We are all in this together: Understanding organ crosstalk in the pathogenesis of acute respiratory distress syndrome
https://doi.org/10.1002/pul2.12418
Abstract
I am writing this as I return from a conference of over 10,000 professionals dedicated primarily to the research and clinical care of respiratory disease. It is wonderful to reconnect with friends, colleagues, and mentors; to network and form new professional relationships with like-minded researchers and clinicians; and to see all the wonderful work and scientific breakthroughs that are occurring in our field; but I cannot help but feel like this design is isolating and restrictive to our more lofty goals.
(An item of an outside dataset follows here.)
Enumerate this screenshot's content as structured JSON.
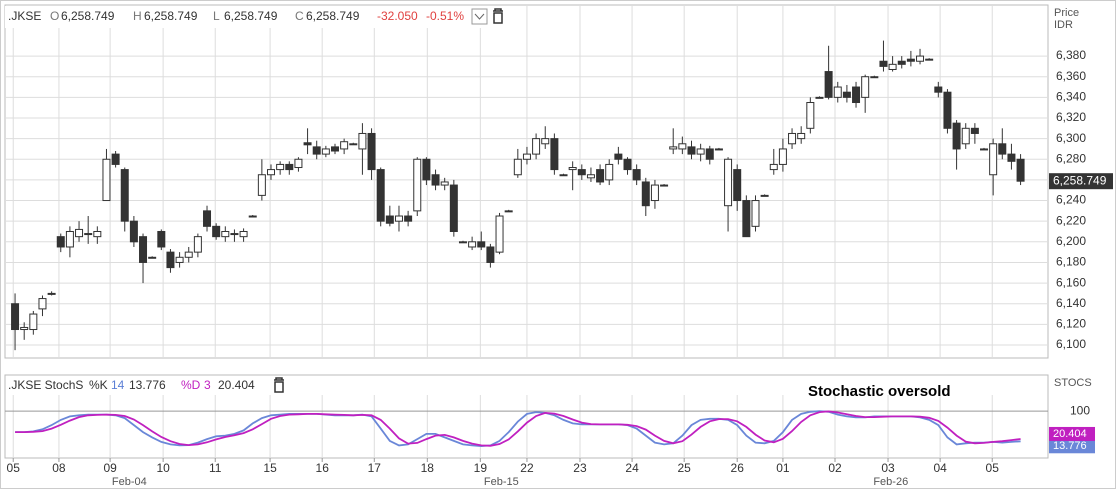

In the manuscript by DeWolf and colleagues entitled, “Human pulmonary microvascular endothelial cells respond to damage-associated molecular patterns (DAMPs) from injured renal tubular cells” the authors identify important organ crosstalk with a molecular signal released from renal tubular cells that elicits endothelial activation and dysfunction in the lung.1 After necrotic injury to renal tubular epithelial cells, the authors identify numerous proteins released into the supernatant which are classified as DAMPs through their known interaction with NOD like receptors and toll like receptors. They show that these DAMPs activate important signaling pathways in lung microvascular endothelial cells, are associated with endothelial dysfunction, and cause increased endothelial barrier permeability. The authors conclude that lung microvascular endothelial cells respond to DAMPs derived from renal tubular epithelial cells during injury through pattern recognition receptors as a mechanism for crosstalk between the lung and kidney.